Evet! Burada yapılması istenen: Babasız bir çocuk doğuran Meryem Validenin kendisine bu durumdan hesap soracaklar ile ilgili olarak Rahmana Oruç adadığını ve bu yüzden konuşamayacağının belirtilmesidir. Bunu söyleyen kimdir? Allah mı böyle emretmiş? Ayet grubunu lütfen dikkatlice okuyalım. Meryem validenin üzülüp rahatsız edilmesini istemeyen Fenadaha min tahtiha ella tahzeniy kad ceale Rabbüki tahteki seriyya/ Sonra ona aşağısından/aşağısındaki kişi seslendi: "Sakın üzülme, Rabbin alt tarafında bir su arkı akıttı. Ve hüzziy ileyki bi ciz'ın nahleti tüsakıt aleyki rutaben ceniyya/ Hurma dalını kendine doğru silkele, üzerine olgunlaşmış taze hurmalar düşsün. Feküliy veşrabiy ve karriy ‘ayna* feimma tereyinne minel beşeri ehaden fekuliy inniy nezertü lirRahmani savmen felen ükellimel yevme insiyya / Sonra ye, iç, gözün aydın olsun. Sonra eğer beşerden birini görürsen ‘Ben Rahmân'a bir oruç adadım, onun için bugün hiçbir kimseyle konuşmayacağım' de!" diyor.

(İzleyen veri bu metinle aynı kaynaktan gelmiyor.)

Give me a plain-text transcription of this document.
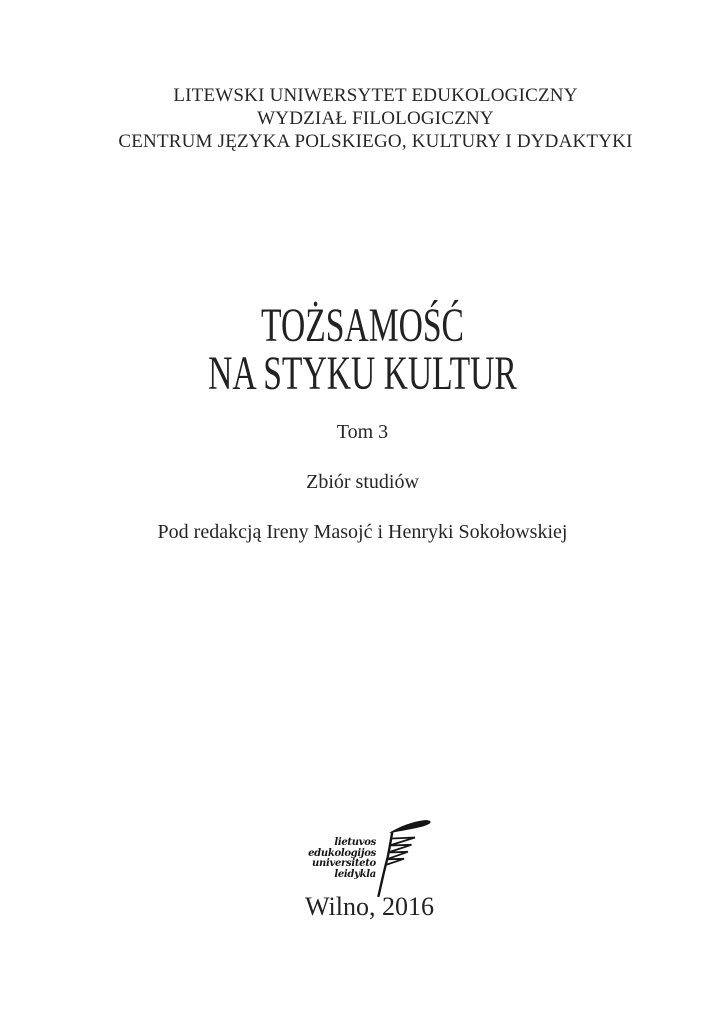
LITEWSKI UNIWERSYTET EDUKOLOGICZNY
WYDZIAŁ FILOLOGICZNY
CENTRUM JĘZYKA POLSKIEGO, KULTURY I DYDAKTYKI
TOŻSAMOŚĆ
NA STYKU KULTUR
Tom 3
Zbiór studiów
Pod redakcją Ireny Masojć i Henryki Sokołowskiej
lietuvos
edukologijos
universiteto
leidykla
Wilno, 2016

"SAVM" ın günün belli bir zaman diliminde yemeden, içmeden, konuşmadan, refesten/cinsellikten el çekmek olduğunu bilen insanlar Meryem validenin konuşmayacağını bilerek gereksiz sataşmalarda bulunamayacaklardır. Burada Cenabı Allah Meryem valideye “ORUÇ TUT” demiyor. Meryem Valideye seslenen ALLAH değildir.Ayette belirtildiği gibi Meryem Validenin aşağısındaki kişidir.


Alıntı:
Barış Nickli Üyeden Alıntı Mesajı göster

Şimdi gelelim Mucadile suresinde ki "Zıhar orucuna"...

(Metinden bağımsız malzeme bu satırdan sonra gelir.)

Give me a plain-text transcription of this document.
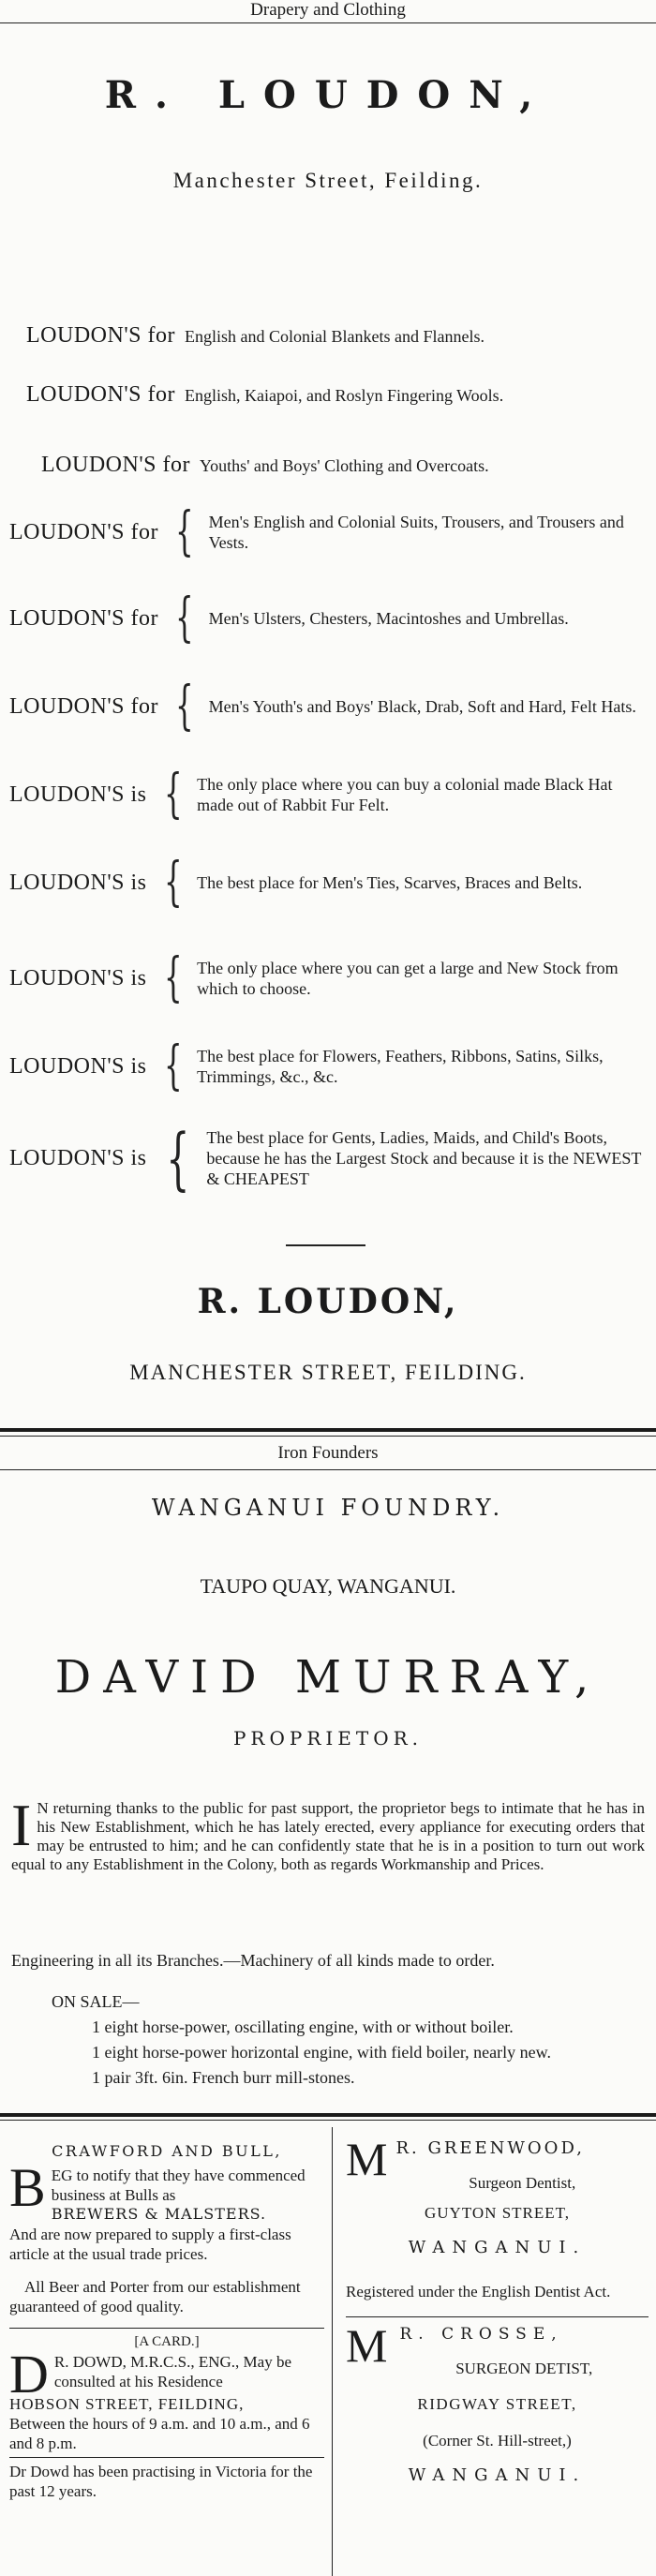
Drapery and Clothing
R. LOUDON,
Manchester Street, Feilding.
LOUDON'S for English and Colonial Blankets and Flannels.
LOUDON'S for English, Kaiapoi, and Roslyn Fingering Wools.
LOUDON'S for Youths' and Boys' Clothing and Overcoats.
LOUDON'S for { Men's English and Colonial Suits, Trousers, and Trousers and Vests.
LOUDON'S for { Men's Ulsters, Chesters, Macintoshes and Umbrellas.
LOUDON'S for { Men's Youth's and Boys' Black, Drab, Soft and Hard, Felt Hats.
LOUDON'S is { The only place where you can buy a colonial made Black Hat made out of Rabbit Fur Felt.
LOUDON'S is { The best place for Men's Ties, Scarves, Braces and Belts.
LOUDON'S is { The only place where you can get a large and New Stock from which to choose.
LOUDON'S is { The best place for Flowers, Feathers, Ribbons, Satins, Silks, Trimmings, &c., &c.
LOUDON'S is { The best place for Gents, Ladies, Maids, and Child's Boots, because he has the Largest Stock and because it is the NEWEST & CHEAPEST
R. LOUDON,
MANCHESTER STREET, FEILDING.
Iron Founders
WANGANUI FOUNDRY.
TAUPO QUAY, WANGANUI.
DAVID MURRAY,
PROPRIETOR.
I N returning thanks to the public for past support, the proprietor begs to intimate that he has in his New Establishment, which he has lately erected, every appliance for executing orders that may be entrusted to him; and he can confidently state that he is in a position to turn out work equal to any Establishment in the Colony, both as regards Workmanship and Prices.
Engineering in all its Branches.—Machinery of all kinds made to order.
ON SALE—
1 eight horse-power, oscillating engine, with or without boiler.
1 eight horse-power horizontal engine, with field boiler, nearly new.
1 pair 3ft. 6in. French burr mill-stones.
CRAWFORD AND BULL,
B EG to notify that they have commenced business at Bulls as
BREWERS & MALSTERS.
And are now prepared to supply a first-class article at the usual trade prices.
All Beer and Porter from our establishment guaranteed of good quality.
[A CARD.]
D R. DOWD, M.R.C.S., ENG., May be consulted at his Residence
HOBSON STREET, FEILDING,
Between the hours of 9 a.m. and 10 a.m., and 6 and 8 p.m.
Dr Dowd has been practising in Victoria for the past 12 years.
M R. GREENWOOD,
Surgeon Dentist,
GUYTON STREET,
WANGANUI.
Registered under the English Dentist Act.
M R. CROSSE,
SURGEON DETIST,
RIDGWAY STREET,
(Corner St. Hill-street,)
WANGANUI.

1. Kocası hakkında seninle tartışan ve Allah'a şikayette bulunan kadının sözünü Allah işitmiştir. Allah, sizin konuşmanızı işitir. Çünkü Allah işitendir, bilendir.

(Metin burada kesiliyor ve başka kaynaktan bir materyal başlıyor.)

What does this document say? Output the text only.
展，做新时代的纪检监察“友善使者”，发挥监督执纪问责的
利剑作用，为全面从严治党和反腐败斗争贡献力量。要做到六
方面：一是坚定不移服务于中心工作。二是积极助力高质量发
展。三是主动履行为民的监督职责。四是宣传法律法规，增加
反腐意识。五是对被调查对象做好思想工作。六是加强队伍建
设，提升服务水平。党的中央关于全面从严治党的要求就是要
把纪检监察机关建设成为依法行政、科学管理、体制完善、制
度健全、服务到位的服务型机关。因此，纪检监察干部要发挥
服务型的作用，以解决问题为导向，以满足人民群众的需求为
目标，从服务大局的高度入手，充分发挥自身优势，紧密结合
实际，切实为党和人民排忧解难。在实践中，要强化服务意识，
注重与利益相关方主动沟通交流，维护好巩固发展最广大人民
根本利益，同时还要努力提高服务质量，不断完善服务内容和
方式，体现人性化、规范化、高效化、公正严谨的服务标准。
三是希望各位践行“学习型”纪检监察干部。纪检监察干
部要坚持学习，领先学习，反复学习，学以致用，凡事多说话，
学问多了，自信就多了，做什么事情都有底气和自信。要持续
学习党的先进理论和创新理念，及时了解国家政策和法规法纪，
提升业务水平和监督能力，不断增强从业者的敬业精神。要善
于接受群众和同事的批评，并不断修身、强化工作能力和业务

2. İçinizden zıhar yapanların kadınları, onların anaları değildir. Onların anaları ancak kendilerini doğuran kadınlardır. Şüphesiz onlar çirkin bir laf ve yalan söylüyorlar. Kuşkusuz Allah, affedicidir, bağışlayıcıdır.

3. Kadınlardan zıhar ile ayrılmak isteyip de sonra söylediklerinden dönenlerin karılarıyla temas etmeden önce bir köleyi hürriyete kavuşturmaları gerekir. Size öğütlenen budur. Allah, yaptıklarınızdan haberi olandır.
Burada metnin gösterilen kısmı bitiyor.